Kasten eventually hired Andrew Friedman as president of baseball operations, and the Dodgers have enjoyed previously unseen levels of success. Of course, a World Series title has continued to evade them.
After winning a franchise-record 106 games but suffering a first-round exit in the postseason, the Dodgers were expected to be a key factor for the top free agents. After all, the 2019 season was another year in which they remained below the luxury tax threshold.
Ultimately they aggressively pursued Gerrit Cole, who joined the New York Yankees for a record contract of nine years and $324 million. During a recent interview on MLB Network Radio, Kasten noted the Dodgers weren’t overly concerned with grabbing headlines during the offseason:
“We always are looking to make our team better for this year and the future. I hate to be vague but that’s just how we wake up every morning thinking about things. Maybe it’s a free agent, maybe it’s a trade, maybe it’s neither. Just winning the offseason, winning the Winter Meetings, that’s not a factor. Making the team better is a factor. Making it better in a way that keeps us better in the long haul with all the many considerations go into that kind of judgement, that’s what we focus on.”

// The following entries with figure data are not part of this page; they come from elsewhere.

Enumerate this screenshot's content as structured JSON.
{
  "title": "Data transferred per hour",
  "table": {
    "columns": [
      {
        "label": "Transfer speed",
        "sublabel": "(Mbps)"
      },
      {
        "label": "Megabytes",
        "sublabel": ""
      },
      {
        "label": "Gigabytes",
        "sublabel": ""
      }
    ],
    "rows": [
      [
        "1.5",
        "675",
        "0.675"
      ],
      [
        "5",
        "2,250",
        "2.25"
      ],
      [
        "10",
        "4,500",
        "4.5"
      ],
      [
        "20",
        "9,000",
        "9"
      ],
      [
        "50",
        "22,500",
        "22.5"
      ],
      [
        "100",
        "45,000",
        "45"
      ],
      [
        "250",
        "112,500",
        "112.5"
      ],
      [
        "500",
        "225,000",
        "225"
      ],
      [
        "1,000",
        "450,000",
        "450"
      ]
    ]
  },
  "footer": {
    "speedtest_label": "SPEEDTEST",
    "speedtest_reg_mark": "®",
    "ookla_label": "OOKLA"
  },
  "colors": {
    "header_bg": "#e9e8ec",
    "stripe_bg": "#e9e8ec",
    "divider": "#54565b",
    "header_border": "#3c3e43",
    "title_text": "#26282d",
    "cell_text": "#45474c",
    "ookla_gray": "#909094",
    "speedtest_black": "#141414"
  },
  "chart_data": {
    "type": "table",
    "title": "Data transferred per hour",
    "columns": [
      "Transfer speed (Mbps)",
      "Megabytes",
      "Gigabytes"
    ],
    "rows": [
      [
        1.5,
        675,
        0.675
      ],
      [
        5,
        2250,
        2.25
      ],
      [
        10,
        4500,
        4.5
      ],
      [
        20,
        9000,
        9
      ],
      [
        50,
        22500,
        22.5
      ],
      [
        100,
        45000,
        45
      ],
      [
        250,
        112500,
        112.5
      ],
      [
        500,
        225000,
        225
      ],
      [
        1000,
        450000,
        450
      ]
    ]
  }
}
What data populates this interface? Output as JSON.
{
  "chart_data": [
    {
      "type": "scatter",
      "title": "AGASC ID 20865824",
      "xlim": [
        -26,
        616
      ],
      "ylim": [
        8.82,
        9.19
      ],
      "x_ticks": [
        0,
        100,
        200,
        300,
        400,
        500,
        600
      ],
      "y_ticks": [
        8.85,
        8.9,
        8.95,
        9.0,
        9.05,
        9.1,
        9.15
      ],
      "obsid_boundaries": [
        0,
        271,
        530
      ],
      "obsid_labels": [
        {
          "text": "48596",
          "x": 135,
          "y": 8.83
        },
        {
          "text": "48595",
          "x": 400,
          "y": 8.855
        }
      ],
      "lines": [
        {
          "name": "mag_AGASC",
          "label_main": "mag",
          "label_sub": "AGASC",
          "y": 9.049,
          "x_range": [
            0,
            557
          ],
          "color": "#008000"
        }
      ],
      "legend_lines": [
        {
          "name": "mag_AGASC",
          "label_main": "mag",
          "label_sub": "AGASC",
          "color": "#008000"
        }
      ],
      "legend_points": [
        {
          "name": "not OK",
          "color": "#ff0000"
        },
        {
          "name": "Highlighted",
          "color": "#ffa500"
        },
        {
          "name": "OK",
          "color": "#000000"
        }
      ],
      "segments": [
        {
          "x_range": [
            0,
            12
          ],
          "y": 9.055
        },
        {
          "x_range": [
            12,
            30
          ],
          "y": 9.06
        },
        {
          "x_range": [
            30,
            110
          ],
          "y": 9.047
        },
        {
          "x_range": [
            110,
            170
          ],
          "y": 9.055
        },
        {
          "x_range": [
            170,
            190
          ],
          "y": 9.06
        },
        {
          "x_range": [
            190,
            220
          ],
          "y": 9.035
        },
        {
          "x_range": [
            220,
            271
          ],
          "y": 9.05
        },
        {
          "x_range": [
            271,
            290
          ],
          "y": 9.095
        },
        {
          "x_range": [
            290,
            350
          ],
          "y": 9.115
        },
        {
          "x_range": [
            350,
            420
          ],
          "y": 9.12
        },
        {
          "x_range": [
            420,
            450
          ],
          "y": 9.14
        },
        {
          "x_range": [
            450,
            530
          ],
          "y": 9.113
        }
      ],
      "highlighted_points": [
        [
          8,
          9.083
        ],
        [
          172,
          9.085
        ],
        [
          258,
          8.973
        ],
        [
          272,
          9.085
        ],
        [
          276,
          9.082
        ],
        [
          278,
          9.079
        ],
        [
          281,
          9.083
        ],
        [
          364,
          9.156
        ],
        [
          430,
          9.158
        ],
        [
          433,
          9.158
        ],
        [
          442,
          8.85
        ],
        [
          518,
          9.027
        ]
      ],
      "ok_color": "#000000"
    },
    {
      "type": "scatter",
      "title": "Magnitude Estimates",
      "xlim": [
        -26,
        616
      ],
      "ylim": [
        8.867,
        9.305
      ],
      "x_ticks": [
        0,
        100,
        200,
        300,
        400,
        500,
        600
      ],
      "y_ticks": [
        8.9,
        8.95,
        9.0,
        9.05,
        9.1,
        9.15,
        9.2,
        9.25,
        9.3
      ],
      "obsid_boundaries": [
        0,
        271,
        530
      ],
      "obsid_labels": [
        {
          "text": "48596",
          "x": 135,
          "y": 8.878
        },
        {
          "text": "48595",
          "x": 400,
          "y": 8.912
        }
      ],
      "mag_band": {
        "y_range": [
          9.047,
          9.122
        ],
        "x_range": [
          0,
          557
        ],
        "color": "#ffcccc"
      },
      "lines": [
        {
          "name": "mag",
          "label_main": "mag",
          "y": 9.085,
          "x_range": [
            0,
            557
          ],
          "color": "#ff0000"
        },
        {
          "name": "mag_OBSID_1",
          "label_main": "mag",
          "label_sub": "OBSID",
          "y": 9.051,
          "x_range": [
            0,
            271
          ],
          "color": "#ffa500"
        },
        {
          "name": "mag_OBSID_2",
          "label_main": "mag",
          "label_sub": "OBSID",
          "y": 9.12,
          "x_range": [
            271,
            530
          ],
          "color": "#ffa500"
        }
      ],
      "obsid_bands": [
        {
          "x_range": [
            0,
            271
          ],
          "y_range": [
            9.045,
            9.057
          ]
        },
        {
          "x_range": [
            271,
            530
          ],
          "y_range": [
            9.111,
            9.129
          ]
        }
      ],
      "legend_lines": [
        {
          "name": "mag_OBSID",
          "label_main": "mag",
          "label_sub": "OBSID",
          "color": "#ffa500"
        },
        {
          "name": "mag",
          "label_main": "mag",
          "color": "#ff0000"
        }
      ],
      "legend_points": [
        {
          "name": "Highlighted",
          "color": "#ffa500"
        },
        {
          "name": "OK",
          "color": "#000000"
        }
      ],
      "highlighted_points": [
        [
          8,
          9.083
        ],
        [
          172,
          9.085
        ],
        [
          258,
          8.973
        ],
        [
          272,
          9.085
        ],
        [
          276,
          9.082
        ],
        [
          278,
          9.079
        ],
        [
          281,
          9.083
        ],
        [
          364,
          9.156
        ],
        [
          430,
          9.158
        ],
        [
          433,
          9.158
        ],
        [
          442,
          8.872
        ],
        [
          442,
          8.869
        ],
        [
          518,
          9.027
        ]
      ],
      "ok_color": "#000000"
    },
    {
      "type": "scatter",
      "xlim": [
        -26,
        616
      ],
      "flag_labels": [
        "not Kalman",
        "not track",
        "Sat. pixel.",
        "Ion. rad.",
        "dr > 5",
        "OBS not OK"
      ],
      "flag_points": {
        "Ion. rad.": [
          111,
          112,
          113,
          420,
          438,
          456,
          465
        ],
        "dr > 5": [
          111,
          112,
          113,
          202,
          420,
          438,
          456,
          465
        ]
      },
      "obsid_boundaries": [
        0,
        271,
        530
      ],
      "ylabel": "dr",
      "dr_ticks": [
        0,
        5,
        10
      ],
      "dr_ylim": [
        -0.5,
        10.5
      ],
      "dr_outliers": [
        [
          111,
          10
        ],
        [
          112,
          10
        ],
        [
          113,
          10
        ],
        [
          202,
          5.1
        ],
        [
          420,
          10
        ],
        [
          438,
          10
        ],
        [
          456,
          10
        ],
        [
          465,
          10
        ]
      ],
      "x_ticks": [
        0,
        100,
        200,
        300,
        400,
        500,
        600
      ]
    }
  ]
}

The Dodgers’ lone addition thus far in the offseason was the signing of Blake Treinen to a one-year contract. Stephen Strasburg never seemed to have much intention of leaving the Washington Nationals, and Anthony Rendon wasn’t interested in joining the Dodgers.
L.A.’s lack of activity at the Winter Meetings and in free agency was magnified when Hyun-Jin Ryu signed a four-year, $80 million contract with the Toronto Blue Jays.
Kasten’s assertion that the Dodgers take a measured approach to roster changes and that they aren’t concerned with public perception has held true for multiple years. However, the front office has come under heightened scrutiny this winter as the Dodgers’ World Series drought carries on.